Oh tu selvaggio vento dell’Ovest, respiro dell’essenza dell’autunno,
tu, dalla cui invisibile presenza le foglie morte
sono trascinate, come spettri in fuga da un incantatore.
Gialle e nere e pallide e febbrilmente rosse,
moltitudini colpite dalla pestilenza: oh tu
che sospingi ai loro oscuri letti dell’inverno
i semi alati, dove giacciono freddi e profondi,
ognuno come cadavere nella sua tomba, finché
la tua azzurra sorella della primavera soffierà
nel suo corno sulla sognante terra, e colmerà
(guidando i dolci germogli come greggi a pascolare nell’aria)
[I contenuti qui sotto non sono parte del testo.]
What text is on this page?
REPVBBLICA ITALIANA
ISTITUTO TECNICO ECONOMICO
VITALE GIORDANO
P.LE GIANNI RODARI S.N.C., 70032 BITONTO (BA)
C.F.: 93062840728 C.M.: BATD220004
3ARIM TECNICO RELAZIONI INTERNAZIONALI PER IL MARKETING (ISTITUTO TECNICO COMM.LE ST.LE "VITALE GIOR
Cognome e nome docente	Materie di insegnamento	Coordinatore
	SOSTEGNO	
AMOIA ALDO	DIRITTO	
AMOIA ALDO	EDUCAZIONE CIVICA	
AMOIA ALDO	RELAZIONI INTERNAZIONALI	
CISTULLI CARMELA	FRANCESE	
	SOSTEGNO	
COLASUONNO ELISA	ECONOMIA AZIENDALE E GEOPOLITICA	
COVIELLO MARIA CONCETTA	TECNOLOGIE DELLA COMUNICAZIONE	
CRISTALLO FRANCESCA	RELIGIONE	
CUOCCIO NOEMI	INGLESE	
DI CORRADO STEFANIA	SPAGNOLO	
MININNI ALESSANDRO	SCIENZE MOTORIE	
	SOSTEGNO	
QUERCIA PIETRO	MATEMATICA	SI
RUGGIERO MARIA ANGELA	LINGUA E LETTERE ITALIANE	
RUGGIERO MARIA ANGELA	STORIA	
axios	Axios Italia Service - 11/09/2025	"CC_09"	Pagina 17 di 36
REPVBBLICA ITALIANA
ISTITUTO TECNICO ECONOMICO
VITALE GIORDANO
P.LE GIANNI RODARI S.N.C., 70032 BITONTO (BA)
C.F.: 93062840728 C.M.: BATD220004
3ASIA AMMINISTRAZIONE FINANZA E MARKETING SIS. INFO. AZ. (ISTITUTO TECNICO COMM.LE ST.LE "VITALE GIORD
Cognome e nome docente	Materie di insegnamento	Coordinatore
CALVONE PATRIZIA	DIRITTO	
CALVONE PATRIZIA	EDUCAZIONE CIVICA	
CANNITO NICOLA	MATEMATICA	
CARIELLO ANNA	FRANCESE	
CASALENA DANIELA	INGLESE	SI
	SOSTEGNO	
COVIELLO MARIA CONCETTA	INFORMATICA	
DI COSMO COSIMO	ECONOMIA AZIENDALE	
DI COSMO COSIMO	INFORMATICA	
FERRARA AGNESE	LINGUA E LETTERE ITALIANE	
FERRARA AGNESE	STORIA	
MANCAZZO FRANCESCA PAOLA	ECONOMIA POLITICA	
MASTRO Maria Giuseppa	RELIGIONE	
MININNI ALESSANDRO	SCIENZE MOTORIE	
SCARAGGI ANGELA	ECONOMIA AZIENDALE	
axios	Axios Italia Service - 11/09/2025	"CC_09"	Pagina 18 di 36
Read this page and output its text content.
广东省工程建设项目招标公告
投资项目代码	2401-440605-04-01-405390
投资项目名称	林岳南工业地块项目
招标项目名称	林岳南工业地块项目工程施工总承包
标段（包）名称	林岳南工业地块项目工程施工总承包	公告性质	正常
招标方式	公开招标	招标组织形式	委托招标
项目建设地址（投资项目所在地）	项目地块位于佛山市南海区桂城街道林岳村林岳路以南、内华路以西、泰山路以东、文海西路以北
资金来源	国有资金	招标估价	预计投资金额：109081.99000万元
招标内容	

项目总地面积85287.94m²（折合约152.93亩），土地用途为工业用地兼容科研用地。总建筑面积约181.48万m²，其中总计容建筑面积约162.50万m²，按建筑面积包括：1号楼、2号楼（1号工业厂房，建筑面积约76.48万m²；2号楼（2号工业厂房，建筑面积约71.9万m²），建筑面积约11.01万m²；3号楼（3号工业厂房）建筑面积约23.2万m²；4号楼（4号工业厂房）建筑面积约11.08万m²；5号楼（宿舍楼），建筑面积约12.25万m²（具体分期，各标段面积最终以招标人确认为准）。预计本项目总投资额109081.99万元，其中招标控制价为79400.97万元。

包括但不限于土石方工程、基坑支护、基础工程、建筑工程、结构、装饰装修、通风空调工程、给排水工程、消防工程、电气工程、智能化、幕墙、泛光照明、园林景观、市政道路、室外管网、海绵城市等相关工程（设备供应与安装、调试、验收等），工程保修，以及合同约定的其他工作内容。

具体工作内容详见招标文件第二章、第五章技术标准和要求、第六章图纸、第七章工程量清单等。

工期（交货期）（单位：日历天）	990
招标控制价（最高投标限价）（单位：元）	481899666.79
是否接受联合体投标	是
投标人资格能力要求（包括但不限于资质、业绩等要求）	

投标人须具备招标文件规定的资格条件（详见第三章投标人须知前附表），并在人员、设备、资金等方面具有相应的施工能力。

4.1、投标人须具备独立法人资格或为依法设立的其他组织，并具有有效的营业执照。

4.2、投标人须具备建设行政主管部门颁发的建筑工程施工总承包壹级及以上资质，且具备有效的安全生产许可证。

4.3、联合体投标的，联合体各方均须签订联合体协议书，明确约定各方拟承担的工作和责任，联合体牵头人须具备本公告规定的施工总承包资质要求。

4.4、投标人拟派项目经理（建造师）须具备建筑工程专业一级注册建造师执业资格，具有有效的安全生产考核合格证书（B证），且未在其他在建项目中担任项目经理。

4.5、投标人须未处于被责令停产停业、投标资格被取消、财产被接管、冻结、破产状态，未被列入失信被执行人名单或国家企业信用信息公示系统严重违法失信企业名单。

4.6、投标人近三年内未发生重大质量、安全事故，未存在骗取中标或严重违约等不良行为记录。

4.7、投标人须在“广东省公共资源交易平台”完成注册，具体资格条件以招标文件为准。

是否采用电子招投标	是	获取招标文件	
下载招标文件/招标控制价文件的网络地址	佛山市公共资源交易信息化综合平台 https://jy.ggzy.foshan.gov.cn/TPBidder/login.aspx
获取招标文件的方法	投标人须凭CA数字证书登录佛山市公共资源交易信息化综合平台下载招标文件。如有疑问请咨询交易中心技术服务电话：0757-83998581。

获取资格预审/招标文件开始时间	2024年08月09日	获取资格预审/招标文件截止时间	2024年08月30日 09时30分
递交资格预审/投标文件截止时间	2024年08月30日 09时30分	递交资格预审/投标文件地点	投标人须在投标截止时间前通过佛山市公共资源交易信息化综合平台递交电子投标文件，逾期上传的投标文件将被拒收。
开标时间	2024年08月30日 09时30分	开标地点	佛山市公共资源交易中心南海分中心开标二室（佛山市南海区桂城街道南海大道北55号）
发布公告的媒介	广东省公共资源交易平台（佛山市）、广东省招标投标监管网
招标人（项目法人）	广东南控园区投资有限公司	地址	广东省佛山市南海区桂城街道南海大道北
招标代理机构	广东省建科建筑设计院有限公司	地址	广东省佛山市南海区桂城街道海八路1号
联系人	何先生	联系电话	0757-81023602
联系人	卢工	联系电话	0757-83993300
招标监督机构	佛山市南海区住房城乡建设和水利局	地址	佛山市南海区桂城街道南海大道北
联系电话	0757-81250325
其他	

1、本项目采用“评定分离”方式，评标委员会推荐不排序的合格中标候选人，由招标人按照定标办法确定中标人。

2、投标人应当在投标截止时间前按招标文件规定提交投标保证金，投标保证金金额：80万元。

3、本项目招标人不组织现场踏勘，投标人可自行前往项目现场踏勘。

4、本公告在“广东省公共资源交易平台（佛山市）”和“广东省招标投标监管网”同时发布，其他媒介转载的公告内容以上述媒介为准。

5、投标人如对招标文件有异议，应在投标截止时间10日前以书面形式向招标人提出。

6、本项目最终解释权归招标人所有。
di vivaci colori e profumi pianura e collina:
oh Spirito selvaggio, che spiri per ogni dove;
distruttore e preservatore; ascolta, oh ascolta!
II
Tu nella cui corrente, in mezzo al tumulto dell’alto cielo,
nuvole sciolte come foglie cadenti della terra sono sparse,
scosse dai rami aggrovigliati di Cielo e Oceano,
messaggeri di pioggia e lampi: là sono disperse
sull'azzurra superficie del tuo aereo ondeggiare,
come i lucenti capelli sollevati dalla testa
d'una feroce Menade, perfino dal fosco margine
dell'orizzonte fino all’altezza dello zenit,
le serrature della tempesta in arrivo. Tu, canto funebre
dell'anno morente, al quale questa notte che sta finendo
sarà la cupola di un sepolcro immenso,
cui fa da volta da tutta la potenza concentrata
di vapori, dalla cui densa atmosfera
esploderanno nera pioggia e fuoco e grandine: oh, ascolta!
III
Tu che svegliasti dai suoi sogni estivi
l’azzurro Mediterraneo, dove giaceva
cullato dal gorgoglio dei suoi flutti cristallini,
accanto a un'isola di pomice nella baia di Baiae,
e vedesti nel sonno antichi palazzi e torri
tremolanti nella luce più intensa dell'onda
tutti sommersi da muschio azzurro e fiori
così dolci, che nel raffigurarli il senso viene meno! Tu
al cui passaggio la potente superficie d'Atlantico
si squarcia in abissi, mentre giù in profondità
le inflorescenze marine e i boschi fangosi, che indossano
le foglie avvizzite dell'oceano, conoscono
la tua voce, e si fanno all'improvviso grigi di paura,
e tremano e si spogliano: oh, ascolta!
IV
Se io fossi una foglia appassita che tu potessi portare;
se fossi una veloce nuvola per volare con te;
un'onda che ansima sotto il tuo potere, e condivide
l'impulso della tua forza, soltanto meno libera
di te, oh tu che sei incontrollabile! Se anche
io fossi nella mia fanciullezza, e potessi essere
il compagno dei tuoi vagabondaggi nel cielo,
come allora, quando superare la tua celeste velocità
a mala pena sembrava una visione, io mai avrei gareggiato
così con te in preghiera nel mio estremo bisogno.
Ti prego, innalzami come un'onda, una foglia, una nuvola.
Cado sopra le spine della vita! Sanguino!
Un grave peso di ore ha incatenato, piegato
uno a te troppo simile: indomito, veloce e orgoglioso.
V
Fa di me la tua cetra, come lo è anche la foresta;
che cosa importa se le mie foglie cadono come le sue!
Il tumulto delle tue potenti armonie
acquisterà da entrambi un profondo canto autunnale
dolce nella sua tristezza. Che tu sia, o spirito fiero,
il mio spirito! Che tu sia me, spirito impetuoso!
Guida i miei morti pensieri per l'universo
come foglie ingiallite per affrettarmi una nascita nuova;
e con l'incanto di questi miei versi,
spargi, come da un focolare non ancora spento
ceneri e faville, le mie parole fra il genere umano!
Che tu sia attraverso le mie labbra, per una terra non ancora desta
la tromba d'una profezia! Oh, vento,
se viene l'Inverno, può essere lontana la primavera?